Reported CSS weight depends entirely on how many variants and utilities you register. In many apps it stays smaller than a hand-maintained global stylesheet because unused definitions are never hit.

These are usually smaller than equivalent CSS files because:

- Unused styles aren't included
- No vendor prefixes (handled by browser)
- Minimal whitespace in generated CSS

## Comparison with CSS files

### CSS files (traditional approach)

**Pros:**

- Zero runtime cost
- Cacheable separately
- Familiar tooling

**Cons:**

- No type safety
- Global namespace
- Harder to code split

### TypeStyles

**Pros:**

- Type safety
- Scoped styles (via class names)
- Automatic code splitting
- Easy theming
- Minimal runtime cost

**Cons:**

- Small runtime (see your bundle analyzer)
- Runtime CSS injection (one-time cost)
- Requires JavaScript

**When to use CSS files:**

- Static sites with no interactivity
- When you don't need type safety
- Design systems with stable CSS

**When to use typestyles:**

- Interactive applications
- When type safety matters
- Complex theming requirements
- Component libraries

## Optimizing for production

### Build-time considerations

TypeStyles works the same in development and production. There's no build step or optimization needed.

However, you can optimize your build:

1. **Tree shaking:** Unused typestyles code is removed by your bundler
2. **Minification:** CSS in strings is minified along with JS
3. **Code splitting:** Lazy-loaded components bring their styles automatically

### Production checklist

- [ ] No `styles.component()` / `styles.class()` definitions inside component bodies (define at module scope)
- [ ] No dynamic values in style objects
- [ ] Tokens reused across components
- [ ] Variants composed, not multiplied
- [ ] Test performance on low-end devices
- [ ] Monitor Core Web Vitals (CLS, LCP, INP)

## Monitoring real-world performance

### Web Vitals

Track these metrics in production:

- **LCP (Largest Contentful Paint):** Should be < 2.5s
  - TypeStyles doesn't block rendering (lazy injection)
- **INP (Interaction to Next Paint):** Should be < 200ms
  - Selector calls are very cheap (string concatenation)
- **CLS (Cumulative Layout Shift):** Should be < 0.1
  - Styles are available before paint (if using SSR)

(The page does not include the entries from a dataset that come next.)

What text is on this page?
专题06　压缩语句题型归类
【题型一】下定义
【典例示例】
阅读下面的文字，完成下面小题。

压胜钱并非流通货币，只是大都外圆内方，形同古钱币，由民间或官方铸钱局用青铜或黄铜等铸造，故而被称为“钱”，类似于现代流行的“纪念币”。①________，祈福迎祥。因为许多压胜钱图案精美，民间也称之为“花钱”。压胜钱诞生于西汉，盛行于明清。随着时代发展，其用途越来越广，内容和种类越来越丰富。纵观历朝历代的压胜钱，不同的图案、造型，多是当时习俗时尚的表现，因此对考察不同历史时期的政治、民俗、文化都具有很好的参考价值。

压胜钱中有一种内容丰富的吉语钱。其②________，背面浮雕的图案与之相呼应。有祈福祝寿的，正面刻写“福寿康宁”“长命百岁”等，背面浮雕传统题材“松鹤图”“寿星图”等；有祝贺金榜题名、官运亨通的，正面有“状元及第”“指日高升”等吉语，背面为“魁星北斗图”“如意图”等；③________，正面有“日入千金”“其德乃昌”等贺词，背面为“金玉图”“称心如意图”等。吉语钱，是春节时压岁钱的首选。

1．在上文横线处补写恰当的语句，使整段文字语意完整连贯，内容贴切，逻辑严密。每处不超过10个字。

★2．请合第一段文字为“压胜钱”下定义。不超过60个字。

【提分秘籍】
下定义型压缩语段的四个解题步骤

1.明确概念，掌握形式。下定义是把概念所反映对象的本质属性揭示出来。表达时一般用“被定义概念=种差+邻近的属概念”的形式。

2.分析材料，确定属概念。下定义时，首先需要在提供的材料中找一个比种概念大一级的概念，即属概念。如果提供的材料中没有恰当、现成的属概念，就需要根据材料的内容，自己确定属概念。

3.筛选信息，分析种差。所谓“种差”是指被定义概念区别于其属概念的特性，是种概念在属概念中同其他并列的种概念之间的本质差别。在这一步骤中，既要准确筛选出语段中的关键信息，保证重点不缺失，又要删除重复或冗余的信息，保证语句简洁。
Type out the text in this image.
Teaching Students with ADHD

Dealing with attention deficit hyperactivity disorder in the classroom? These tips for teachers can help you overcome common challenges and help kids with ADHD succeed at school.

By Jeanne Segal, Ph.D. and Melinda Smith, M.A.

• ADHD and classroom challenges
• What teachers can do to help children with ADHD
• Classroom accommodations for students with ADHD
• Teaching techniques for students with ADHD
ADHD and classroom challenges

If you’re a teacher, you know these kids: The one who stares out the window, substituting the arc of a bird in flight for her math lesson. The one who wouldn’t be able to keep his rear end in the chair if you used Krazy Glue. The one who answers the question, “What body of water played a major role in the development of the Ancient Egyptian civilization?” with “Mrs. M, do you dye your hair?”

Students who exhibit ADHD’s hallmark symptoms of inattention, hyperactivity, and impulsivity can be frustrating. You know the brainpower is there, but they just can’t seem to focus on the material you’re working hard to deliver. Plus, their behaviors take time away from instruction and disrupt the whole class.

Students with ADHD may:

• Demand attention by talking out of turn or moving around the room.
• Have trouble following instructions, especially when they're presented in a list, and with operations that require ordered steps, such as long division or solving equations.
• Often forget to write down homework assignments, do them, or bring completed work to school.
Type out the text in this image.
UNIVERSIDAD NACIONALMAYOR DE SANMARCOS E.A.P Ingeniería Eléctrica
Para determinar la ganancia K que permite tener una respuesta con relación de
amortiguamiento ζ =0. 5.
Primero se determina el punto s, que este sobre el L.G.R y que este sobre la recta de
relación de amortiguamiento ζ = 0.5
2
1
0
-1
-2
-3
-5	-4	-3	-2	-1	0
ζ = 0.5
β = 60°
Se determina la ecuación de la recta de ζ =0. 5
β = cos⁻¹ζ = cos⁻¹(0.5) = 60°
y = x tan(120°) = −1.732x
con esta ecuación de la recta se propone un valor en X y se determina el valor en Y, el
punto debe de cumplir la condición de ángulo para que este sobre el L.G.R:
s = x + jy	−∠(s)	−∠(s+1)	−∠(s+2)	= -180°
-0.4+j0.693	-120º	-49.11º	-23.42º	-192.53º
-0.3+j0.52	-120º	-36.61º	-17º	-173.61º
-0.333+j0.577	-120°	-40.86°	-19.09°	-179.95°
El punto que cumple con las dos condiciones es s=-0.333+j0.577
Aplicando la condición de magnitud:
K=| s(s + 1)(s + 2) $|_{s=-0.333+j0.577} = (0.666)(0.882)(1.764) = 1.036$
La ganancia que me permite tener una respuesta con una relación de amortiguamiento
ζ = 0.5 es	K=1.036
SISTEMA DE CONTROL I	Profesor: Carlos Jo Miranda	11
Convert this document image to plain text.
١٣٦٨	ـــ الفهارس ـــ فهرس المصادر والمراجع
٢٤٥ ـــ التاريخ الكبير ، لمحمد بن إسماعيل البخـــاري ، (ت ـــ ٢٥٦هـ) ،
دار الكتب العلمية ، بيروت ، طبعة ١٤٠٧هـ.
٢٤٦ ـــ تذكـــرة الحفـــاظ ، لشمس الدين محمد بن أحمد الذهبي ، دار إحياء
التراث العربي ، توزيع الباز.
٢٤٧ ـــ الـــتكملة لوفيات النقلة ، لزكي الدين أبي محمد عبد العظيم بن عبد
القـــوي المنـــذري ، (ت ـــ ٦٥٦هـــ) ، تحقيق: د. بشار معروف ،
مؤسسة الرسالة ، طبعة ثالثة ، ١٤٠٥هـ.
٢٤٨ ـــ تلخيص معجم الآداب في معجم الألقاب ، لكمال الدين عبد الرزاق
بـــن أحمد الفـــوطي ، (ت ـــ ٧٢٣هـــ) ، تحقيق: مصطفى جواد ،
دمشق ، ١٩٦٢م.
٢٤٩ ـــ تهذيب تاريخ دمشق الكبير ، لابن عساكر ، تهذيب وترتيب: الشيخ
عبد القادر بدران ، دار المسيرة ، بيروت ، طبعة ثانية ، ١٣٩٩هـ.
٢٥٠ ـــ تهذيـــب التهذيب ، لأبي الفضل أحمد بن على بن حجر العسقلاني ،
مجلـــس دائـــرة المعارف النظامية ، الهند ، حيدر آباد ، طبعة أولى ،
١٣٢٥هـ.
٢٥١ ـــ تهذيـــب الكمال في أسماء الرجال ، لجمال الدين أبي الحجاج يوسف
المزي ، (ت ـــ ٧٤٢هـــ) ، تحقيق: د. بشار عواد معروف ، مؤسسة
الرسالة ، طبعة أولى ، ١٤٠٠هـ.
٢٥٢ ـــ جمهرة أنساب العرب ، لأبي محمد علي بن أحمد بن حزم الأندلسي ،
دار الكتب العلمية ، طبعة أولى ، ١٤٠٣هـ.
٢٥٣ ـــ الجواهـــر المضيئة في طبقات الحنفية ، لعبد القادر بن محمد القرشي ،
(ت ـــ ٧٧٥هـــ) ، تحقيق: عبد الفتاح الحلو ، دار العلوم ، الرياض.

### Real User Monitoring (RUM)

```ts
// Send metrics to analytics
import { getCLS, getFCP, getFID, getLCP, getTTFB } from 'web-vitals';

getCLS(console.log);
getFCP(console.log);
getFID(console.log);
getLCP(console.log);
getTTFB(console.log);
```

## Summary

TypeStyles performance characteristics:

- **Bundle size:** Small core; measure with your bundler
- **Runtime cost:** Minimal (string concatenation + batched DOM inserts)
- **Memory:** Scales with registered rules; usually modest
- **Rendering:** No blocking, lazy injection
- **SSR:** Style collection is synchronous around your render

To maintain good performance:

1. Define styles at module level
2. Use [`createVar()` + `assignVars()`](/docs/dynamic-styles) for dynamic values on shared styles
3. Compose variants instead of multiplying them
4. Let code splitting handle lazy loading
5. Profile if you have concerns

TypeStyles is designed to be fast enough for almost all applications while providing excellent developer experience.